Mubarak's lawyer, Farid El-Deeb, requested his client be transferred to a private or military hospital. In response Prosecutor-General Abdel-Meguid Mahmoud ordered a medical committee be set up to monitor Mubarak's health and report to the Ministry of Interior. The newly established committee has said that Mubarak is experiencing shortness of breath due to an irregular heartbeat and has slipped in and out of consciousness several times.
"Though his condition had improved by Sunday he is in danger of suffering a stroke at any time," concluded the committee.
During his last courtroom appearance Mubarak was stonyfaced in the caged dock. There were reports that he burst into tears on learning he was to be transferred to Tora prison.
He has been visited in Tora hospital by his wife and daughters-in-law and the prison authorities approved Mubarak a request that his sons, Gamal and Alaa, be moved to cells adjacent to the hospital.
El-Deeb claims his request for Mubarak to be transferred to a military hospital in Maadi is being ignored because officials fear a public backlash.
"This is revenge. I am not saying release him. I am saying take him to a hospital where he can be taken care of," said El-Deeb.
"Mubarak is in a very bad state and he must be transferred immediately to a hospital.
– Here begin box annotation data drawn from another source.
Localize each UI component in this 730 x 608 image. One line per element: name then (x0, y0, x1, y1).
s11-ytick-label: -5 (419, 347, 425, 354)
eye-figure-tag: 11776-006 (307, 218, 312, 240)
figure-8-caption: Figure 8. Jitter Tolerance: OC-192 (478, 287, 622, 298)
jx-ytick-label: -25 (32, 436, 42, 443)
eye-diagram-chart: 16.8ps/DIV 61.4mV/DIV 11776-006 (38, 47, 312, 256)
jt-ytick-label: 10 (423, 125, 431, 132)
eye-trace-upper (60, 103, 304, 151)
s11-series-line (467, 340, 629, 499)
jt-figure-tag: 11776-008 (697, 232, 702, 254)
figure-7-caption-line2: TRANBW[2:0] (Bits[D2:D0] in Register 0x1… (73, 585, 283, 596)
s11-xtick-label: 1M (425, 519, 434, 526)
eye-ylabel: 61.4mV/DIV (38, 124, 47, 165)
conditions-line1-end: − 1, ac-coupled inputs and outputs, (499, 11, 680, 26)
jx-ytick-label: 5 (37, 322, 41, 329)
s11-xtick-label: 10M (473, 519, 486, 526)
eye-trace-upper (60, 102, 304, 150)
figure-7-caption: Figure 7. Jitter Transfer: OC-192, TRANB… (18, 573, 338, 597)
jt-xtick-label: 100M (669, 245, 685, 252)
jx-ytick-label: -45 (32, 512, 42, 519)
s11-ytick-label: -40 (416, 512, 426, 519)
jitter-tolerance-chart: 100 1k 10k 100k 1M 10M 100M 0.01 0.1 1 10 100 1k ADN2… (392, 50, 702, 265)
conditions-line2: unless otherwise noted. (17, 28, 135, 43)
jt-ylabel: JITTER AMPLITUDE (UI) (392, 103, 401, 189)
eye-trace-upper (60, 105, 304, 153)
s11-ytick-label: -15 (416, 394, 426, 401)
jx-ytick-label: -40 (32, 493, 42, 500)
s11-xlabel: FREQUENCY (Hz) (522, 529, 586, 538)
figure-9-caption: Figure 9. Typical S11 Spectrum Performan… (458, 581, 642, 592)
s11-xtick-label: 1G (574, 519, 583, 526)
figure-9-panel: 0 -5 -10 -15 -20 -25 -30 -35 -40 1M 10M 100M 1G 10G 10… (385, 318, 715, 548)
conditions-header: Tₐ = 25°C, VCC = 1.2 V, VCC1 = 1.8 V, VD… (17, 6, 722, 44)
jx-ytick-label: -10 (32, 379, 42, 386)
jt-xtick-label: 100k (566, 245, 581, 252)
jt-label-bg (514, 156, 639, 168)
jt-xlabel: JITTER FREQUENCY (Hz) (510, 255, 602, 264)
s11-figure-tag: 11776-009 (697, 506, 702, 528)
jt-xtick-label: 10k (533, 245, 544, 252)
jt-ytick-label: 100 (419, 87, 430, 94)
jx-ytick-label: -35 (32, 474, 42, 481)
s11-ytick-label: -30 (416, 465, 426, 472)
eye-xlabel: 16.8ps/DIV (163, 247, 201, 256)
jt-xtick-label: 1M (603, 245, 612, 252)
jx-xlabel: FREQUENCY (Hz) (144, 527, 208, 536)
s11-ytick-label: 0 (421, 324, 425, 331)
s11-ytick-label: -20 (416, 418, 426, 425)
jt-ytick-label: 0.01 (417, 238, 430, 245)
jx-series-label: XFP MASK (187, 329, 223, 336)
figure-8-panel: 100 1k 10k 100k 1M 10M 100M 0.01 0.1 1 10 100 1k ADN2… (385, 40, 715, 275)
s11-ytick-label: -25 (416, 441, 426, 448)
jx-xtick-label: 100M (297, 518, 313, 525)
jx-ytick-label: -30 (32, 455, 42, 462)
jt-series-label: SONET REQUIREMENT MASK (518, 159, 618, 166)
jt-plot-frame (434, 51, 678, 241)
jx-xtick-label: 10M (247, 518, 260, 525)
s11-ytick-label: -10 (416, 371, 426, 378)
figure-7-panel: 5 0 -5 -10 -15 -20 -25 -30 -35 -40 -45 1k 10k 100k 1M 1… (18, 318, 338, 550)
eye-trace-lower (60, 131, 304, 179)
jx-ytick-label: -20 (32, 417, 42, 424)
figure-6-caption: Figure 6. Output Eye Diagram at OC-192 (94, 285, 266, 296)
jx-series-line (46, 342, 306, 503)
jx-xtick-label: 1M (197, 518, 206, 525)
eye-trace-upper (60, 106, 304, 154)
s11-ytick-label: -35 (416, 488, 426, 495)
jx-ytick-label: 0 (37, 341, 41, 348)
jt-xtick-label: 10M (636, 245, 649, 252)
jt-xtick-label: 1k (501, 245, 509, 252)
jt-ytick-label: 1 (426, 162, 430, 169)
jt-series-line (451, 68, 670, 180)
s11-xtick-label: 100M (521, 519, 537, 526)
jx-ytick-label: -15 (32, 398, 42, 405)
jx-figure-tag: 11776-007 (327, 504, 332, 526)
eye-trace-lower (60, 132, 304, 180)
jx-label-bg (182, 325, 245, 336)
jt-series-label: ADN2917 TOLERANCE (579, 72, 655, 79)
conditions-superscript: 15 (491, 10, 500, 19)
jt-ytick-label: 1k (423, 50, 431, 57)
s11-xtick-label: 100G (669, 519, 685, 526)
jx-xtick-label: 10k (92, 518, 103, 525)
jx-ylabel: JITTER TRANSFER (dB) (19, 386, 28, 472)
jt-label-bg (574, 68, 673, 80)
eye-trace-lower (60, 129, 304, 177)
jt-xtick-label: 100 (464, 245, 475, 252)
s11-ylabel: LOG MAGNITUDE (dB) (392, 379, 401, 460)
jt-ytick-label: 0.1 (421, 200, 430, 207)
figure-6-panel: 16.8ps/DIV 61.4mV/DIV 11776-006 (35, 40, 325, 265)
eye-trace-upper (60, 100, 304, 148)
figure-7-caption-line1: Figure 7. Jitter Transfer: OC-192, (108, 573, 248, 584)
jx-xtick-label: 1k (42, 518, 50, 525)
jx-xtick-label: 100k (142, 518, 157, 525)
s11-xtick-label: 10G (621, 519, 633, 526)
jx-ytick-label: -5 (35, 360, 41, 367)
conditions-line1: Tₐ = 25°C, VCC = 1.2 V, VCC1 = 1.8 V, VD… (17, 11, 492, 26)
He spent his life in service of the country and it is unacceptable to keep him in these conditions."
"The hospital at Tora is fully equipped to take care of Mubarak," says Forensic Authority director Maged Hammam. "It has a good intensive care unit and labs."
El-Deeb has accused the authorities of ignoring medical records showing Mubarak's ill health had necessitated he remain in a state of the art hospital during the duration of his trial.
Since Mubarak's arrival security at Tora prison has been intensified. Special forces are now stationed around the detention facility, and snipers man the compound's towers.
Human rights activist Nasser Amin believes Mubarak's chances to be transferred to another hospital are narrow given that the medical committee formed by the prosecutor-general has concluded he can be adequately treated at the Tora prison's medical facilities.
"If the political will is there to transfer Mubarak to another hospital I think a way out will be found, but I don't expect any decision to be made before the run-off election," says Amin.
If the prosecutor-general did agree to transfer Mubarak to another hospital the deposed president is likely to end up in one of two military facilities, the International Medical Centre where he remained during the course of his trial, or Maadi's military hospital. The latter would be exposed to protests from both pro- and anti-Mubarak demonstrators.
Hundreds of Mubarak's supporters have already demonstrated in front of the prosecutor-general's office and Tora prison to demand his temporary release for treatment at a private hospital. They have argued that some of Mubarak's political opponents, including former presidential candidate Ayman Nour and Muslim Brotherhood Deputy Supreme Guide Khairat El-Shater, were released on health grounds.